Categories: Headlines

Everyday Low Benefits

An internal memo sent to the board of directors of Wal-Mart Stores Inc. (Bentonville, Ark.) recommends that the retailer hire more part-time workers and discourage the employment of unhealthy workers as a way to hold down spending on health care and other benefits while still minimizing damage to the retailer’s reputation.

According to a report in this morning’s New York Times, a draft memo was obtained from Wal-Mart Watch, a nonprofit group allied with labor unions. Tracy Sefl, a spokeswoman for Wal-Mart Watch, told The Times someone mailed the document anonymously to her group last month.

In the memo, M. Susan Chambers, Wal-Mart’s executive vp for benefits, also recommends reducing 401(k) contributions and wooing younger, and presumably healthier, workers by offering education benefits. The memo voices concern that workers with seven years’ seniority earn more than workers with one year’s seniority, but are no more productive.

To discourage unhealthy job applicants, Chambers suggests that Wal-Mart arrange for “all jobs to include some physical activity (e.g., all cashiers do some cart-gathering).”

One proposal would reduce the amount of time, from two years to one, that part-time employees would have to wait before qualifying for health insurance. Another would put health clinics in stores, in part to reduce expensive employee visits to emergency rooms. Yet another recommended that employees pay more for their spouses’ health insurance. And she called for cutting 401(k) contributions to 3 percent of wages from 4 percent and cutting company-paid life insurance policies to $12,000 from the current level, which is equal to an employee’s annual earnings.

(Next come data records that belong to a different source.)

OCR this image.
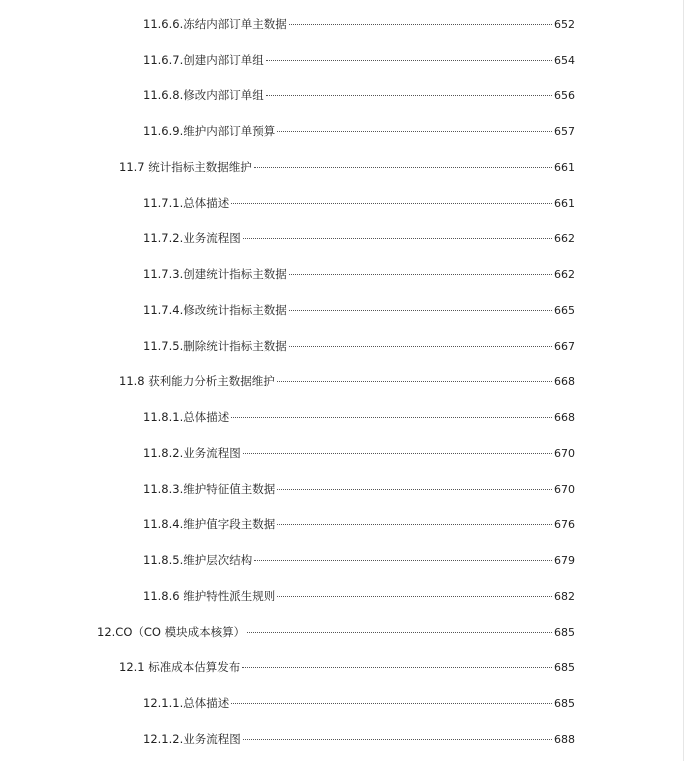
11.6.6.冻结内部订单主数据	652
11.6.7.创建内部订单组	654
11.6.8.修改内部订单组	656
11.6.9.维护内部订单预算	657
11.7 统计指标主数据维护	661
11.7.1.总体描述	661
11.7.2.业务流程图	662
11.7.3.创建统计指标主数据	662
11.7.4.修改统计指标主数据	665
11.7.5.删除统计指标主数据	667
11.8 获利能力分析主数据维护	668
11.8.1.总体描述	668
11.8.2.业务流程图	670
11.8.3.维护特征值主数据	670
11.8.4.维护值字段主数据	676
11.8.5.维护层次结构	679
11.8.6 维护特性派生规则	682
12.CO（CO 模块成本核算）	685
12.1 标准成本估算发布	685
12.1.1.总体描述	685
12.1.2.业务流程图	688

Chambers voiced concern that workers were staying with the company longer, pushing up wage costs, although she stopped short of calling for efforts to push out more senior workers. She wrote that “the cost of an associate with seven years of tenure is almost 55 percent more than the cost of an associate with one year of tenure, yet there is no difference in his or her productivity. Moreover, because we pay an associate more in salary and benefits as his or her tenure increases, we are pricing that associate out of the labor market, increasing the likelihood that he or she will stay with Wal-Mart.”

The memo acknowledged that Wal-Mart had to walk a fine line in restraining benefit costs because critics had already been attacking it for being stingy on wages and health coverage. Chambers acknowledged that 46 percent of the children of Wal-Mart’s 1.33 million United States employees were uninsured or on Medicaid.

Wal-Mart executives acknowledged that the memo was part of an effort to rein in benefit costs, which have soared by 15 percent a year on average since 2002. The proposed plan, if approved, would save the company more than $1 billion a year by 2011. The $285 billion retailer paid $4.2 billion in benefit costs last year, up from $2.8 billion three years earlier,

In an interview, Chambers told The Times she was focusing not on cutting costs, but on serving employees better by giving them more choices on their benefits. “We are investing in our benefits that will take even better care of our associates,” she said. “Our benefit plan is known today as being generous.”

Chambers also said that she made her recommendations after surveying employees about how they felt about the benefits plan. “This is not about cutting,” she said. “This is about redirecting savings to another part of their benefit plans.”